To add salt to the wound, he didn’t even pass the test. But he wasn’t fired, at least.  

All of this is to say, I’ve always seen Charlie as a little silly. Until the final line of that  
Bond film:  

“The proper function of man is to live, not to exist. I shall not waste my days in trying to prolong them. I shall use my time.”  

That line struck me as disconnected from the film, but instead almost perfectly aimed at the disaffected youth of China. Young people here are in a crisis, according to stories spreading though outlets from Sixth Tone and the South China Morning Post to The New York Times and the BBC.  

As they tell it, a disillusioned portion of the rising generation has turned against the ideal of hard work and the “996” office culture that fueled tech giants like Alibaba. While exact numbers aren’t certain, thousands join online forums to discuss a tang ping lifestyle that puts aside material concerns and abandons a corrupt world that won’t reward them anyway. 
 
But not Charlie.  

In this context, I see my friend in a new light. All his silliness is actually striving to improve his body and his mind. He even wants to buy a car, a huge commitment of time and money. In all his habits that make me smile, I see something hopeful.  

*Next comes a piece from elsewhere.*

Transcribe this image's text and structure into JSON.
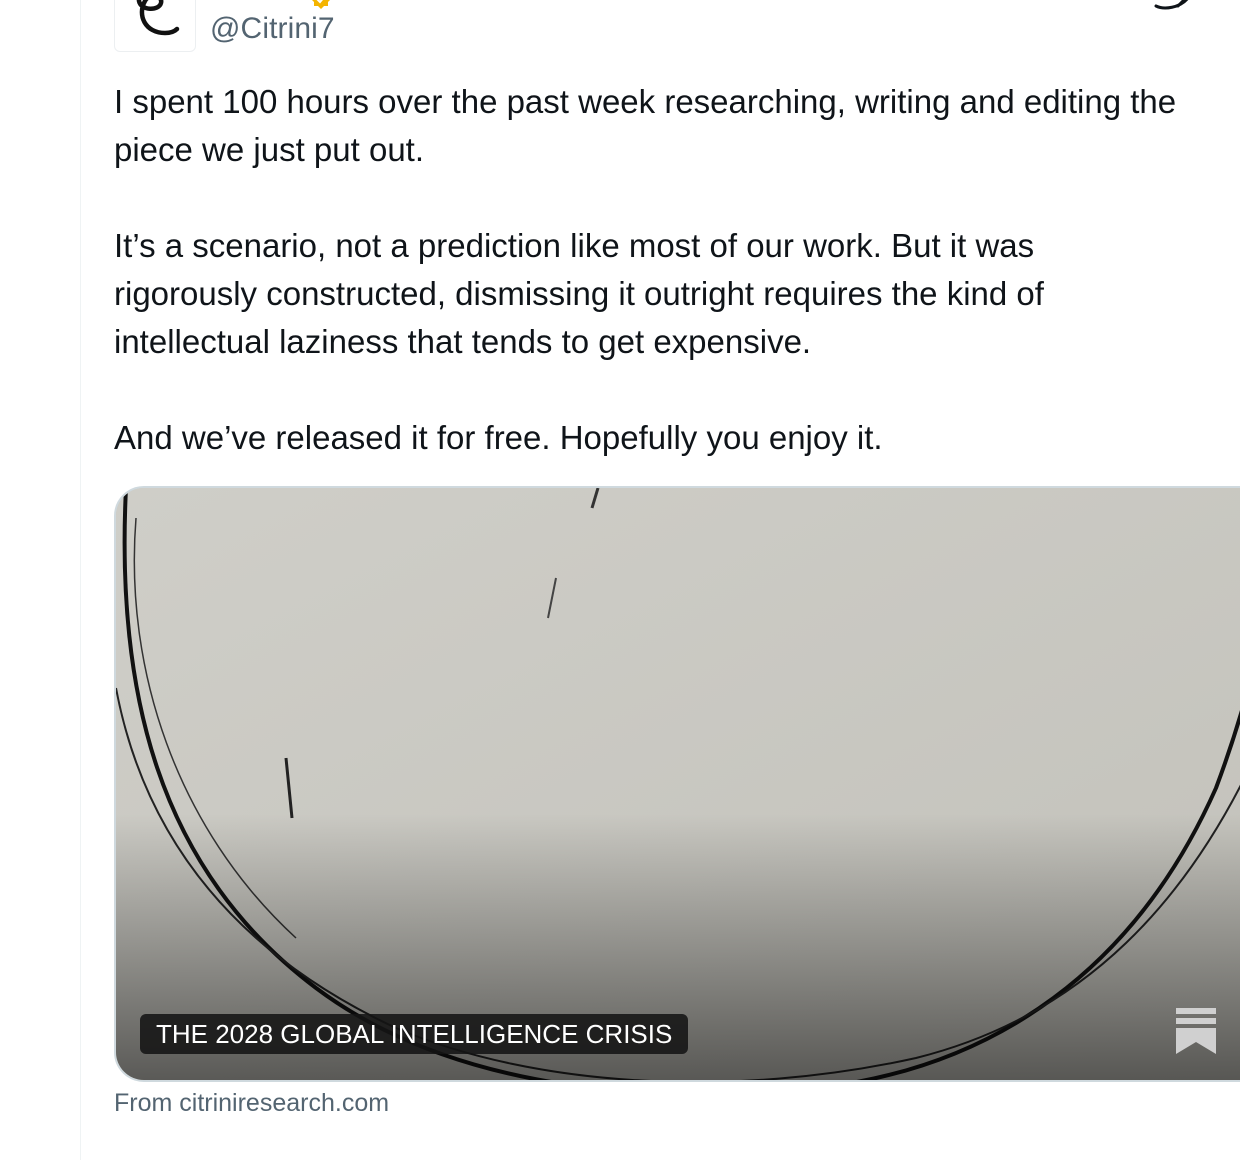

He’s still cuddly as a kitten and playful as a puppy, but our friend Charlie is one of the reasons China can have faith about its future. This young man from a tiny village, carried by his own will alone into the big city, brings with him an energy to remake himself and the world around him. Despite the grind of work culture and all our urban annoyances, he brims with an optimism that leaves me jealous. I’m so lucky I can call him my friend.